Datasets

Multiple human annotated datasets are contain within MSAF to facilitate the assessment of structural segmentation algorithms. Due to the heavy file sizes, the datasets can be found in the following separate repo: https://github.com/urinieto/msaf-data

Alternative, you can get this repo by getting all the submodules of the main MSAF repo, like this:

git clone --recursive git://github.com/urinieto/msaf.git

Below we describe the format of the datasets and enumerate all the available ones. Note that due to copyright reasons no audio is provided for most datasets.

Dataset Format

The MSAF datasets should have the following directory structure:

my_collection/
├──  audio: The audio files of your collection.
├──  estimations: Estimations (output) by MSAF. Should be empty initially.
├──  features: Feature files for speeding up running time. Should be empty initially.
└──  references: Human references for evaluation purposes. Only needed to perform evaluations.

These default directories can be changed in the MSAF config parameters (see Configuration).

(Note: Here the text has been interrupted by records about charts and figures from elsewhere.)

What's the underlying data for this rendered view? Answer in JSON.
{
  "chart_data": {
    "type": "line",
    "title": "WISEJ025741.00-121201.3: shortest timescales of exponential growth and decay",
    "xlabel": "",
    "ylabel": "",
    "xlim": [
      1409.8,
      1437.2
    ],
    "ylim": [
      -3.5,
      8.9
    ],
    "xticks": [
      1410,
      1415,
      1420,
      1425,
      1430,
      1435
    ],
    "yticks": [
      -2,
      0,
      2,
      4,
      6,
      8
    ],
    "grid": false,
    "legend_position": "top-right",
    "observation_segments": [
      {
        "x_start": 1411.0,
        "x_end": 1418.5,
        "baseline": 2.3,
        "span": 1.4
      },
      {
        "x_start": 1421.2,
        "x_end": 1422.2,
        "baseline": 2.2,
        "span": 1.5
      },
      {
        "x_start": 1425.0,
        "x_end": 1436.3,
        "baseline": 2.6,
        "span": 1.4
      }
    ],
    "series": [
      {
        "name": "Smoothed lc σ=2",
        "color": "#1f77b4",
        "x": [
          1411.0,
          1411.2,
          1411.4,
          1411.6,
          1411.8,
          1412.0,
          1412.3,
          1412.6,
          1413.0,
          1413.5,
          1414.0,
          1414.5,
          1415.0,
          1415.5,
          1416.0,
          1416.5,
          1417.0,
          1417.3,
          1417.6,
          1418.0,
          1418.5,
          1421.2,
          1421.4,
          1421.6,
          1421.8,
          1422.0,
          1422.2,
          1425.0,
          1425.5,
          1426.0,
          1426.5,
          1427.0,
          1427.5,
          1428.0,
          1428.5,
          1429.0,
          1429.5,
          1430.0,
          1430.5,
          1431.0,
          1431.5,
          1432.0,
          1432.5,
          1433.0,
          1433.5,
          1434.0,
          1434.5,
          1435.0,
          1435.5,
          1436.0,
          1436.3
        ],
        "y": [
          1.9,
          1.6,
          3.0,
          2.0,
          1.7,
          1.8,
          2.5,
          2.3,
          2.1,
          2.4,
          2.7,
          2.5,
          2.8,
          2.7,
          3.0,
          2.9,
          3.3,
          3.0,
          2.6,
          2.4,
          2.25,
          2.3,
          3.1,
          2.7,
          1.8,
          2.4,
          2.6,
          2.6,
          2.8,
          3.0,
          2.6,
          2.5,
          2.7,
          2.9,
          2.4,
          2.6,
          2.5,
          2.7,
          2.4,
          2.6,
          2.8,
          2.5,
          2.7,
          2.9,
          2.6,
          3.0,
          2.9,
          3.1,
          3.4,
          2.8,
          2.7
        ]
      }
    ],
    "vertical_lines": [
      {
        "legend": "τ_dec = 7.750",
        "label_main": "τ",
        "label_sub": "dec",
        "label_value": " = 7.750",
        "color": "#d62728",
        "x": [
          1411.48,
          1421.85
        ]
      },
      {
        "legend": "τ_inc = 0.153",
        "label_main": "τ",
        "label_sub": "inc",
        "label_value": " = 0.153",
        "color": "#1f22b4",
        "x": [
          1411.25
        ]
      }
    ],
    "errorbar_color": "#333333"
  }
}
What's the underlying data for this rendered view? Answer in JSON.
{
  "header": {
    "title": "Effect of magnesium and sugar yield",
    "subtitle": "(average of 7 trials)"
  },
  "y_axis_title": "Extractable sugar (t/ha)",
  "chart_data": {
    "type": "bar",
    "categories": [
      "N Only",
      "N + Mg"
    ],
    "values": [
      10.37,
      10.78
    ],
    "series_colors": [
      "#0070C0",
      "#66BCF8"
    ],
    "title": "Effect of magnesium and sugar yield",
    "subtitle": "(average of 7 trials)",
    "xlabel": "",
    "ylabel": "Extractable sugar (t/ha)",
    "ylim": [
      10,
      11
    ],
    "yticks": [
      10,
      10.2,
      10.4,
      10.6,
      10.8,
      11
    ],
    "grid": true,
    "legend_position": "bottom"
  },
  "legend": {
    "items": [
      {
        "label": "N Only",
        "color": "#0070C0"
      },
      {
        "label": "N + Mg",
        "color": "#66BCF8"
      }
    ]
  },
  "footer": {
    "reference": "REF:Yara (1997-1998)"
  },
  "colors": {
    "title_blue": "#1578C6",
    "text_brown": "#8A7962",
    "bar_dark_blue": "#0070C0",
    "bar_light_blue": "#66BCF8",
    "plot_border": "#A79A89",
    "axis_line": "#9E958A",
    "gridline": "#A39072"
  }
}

The references are stored using the JAMS format. Check out the official JAMS repo and the original publication.

The Beatles TUT Dataset

Dataset corrected by the Tampere University of Technology. It contains 174 structural annotations, one for each Beatles song.

Isophonics Dataset

A series of pop songs including, in some cases, beat and key annotations. The total number of structural annotations is 300, one for each song. The Beatles dataset is also included here, but the annotations slightly differ.

SALAMI Dataset

The Structural Analysis of Large Amounts of Music Information dataset (see official website). The structure of 1164 tracks has been annotated, most of the times by two different music experts.

SPAM Dataset

Structural Poly Annotations of Music, which contains 5 different structural annotations for each of the 50 tracks. Pre-computed features are also available. Please read more [here](https://github.com/urinieto/msaf-data/tree/master/SPAM).

Sargon Dataset

A small dataset of 30 minutes of heavy metal music. It includes audio.